Santiago Ribeiro and the american artist Liba Waring in her house in Paris
Santiago Ribeiro with Portuguese surrealist Isabel Meirelles a friend and collegue of André Breton, Maria Fernanda Pinto and Liba Waring in the Bonaparte cafe in the center of Paris
Surrealism, which was born after the first wold war, is characterized by its opposition to all social conventions, moral and logic. It is a movement immersed in dreams, instinct, desire, rebellion, and the liberty of life. It is also perhaps the movement most tied to imagination, a movement fully alive in the artistic and literary worlds. In Portugal, it is perhaps the link which ties these two worlds together. Prof.
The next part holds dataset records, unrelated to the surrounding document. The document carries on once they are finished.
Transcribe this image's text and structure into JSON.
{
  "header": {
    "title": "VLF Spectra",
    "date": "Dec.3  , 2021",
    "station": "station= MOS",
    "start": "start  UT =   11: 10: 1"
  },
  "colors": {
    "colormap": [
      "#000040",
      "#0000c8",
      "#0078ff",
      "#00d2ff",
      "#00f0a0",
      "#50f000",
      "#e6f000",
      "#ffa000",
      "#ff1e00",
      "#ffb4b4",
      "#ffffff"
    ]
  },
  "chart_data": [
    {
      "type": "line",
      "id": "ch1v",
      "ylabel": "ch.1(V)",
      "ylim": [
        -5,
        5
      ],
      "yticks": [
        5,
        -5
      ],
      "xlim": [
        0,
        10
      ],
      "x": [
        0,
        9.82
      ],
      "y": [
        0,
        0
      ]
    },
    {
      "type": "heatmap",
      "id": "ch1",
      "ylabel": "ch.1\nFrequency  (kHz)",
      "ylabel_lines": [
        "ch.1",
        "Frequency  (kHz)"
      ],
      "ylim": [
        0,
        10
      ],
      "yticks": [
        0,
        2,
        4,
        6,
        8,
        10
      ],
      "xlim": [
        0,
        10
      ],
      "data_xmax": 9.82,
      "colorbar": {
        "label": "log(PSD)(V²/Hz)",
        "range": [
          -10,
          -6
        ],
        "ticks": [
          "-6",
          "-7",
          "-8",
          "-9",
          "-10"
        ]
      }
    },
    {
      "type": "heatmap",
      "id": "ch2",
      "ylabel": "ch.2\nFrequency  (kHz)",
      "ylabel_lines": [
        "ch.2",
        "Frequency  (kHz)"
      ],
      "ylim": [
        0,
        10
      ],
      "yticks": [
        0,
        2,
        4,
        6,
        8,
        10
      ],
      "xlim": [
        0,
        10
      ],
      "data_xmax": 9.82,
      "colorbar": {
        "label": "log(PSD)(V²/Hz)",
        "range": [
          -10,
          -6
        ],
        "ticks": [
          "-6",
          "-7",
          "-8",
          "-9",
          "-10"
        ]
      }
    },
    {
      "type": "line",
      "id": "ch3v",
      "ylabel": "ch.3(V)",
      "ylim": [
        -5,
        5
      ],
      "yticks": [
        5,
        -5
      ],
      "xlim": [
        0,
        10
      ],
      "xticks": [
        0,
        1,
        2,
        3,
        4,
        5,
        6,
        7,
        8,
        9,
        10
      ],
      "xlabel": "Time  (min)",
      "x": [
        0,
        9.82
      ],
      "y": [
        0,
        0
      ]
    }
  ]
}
Perfecto Cuadrado said so aptly in one of his conferences: “The history of Surrealism, meaning anthologies, studies, catalogues (and exhibits) devoted to the so called International surrealism, needs to be divulged – the price, sometimes, in a simplified fight against other forms of simplification, when it is not against a total silence due to sectarianism, or ignorance whether French, Portuguese or International.” Surrealism through words, painting and sculpture continues, like life to be: insistent, concrete, daily and real. This exhibition in Paris, the birthplace of the movement, is proof that "International Surrealism" is still alive.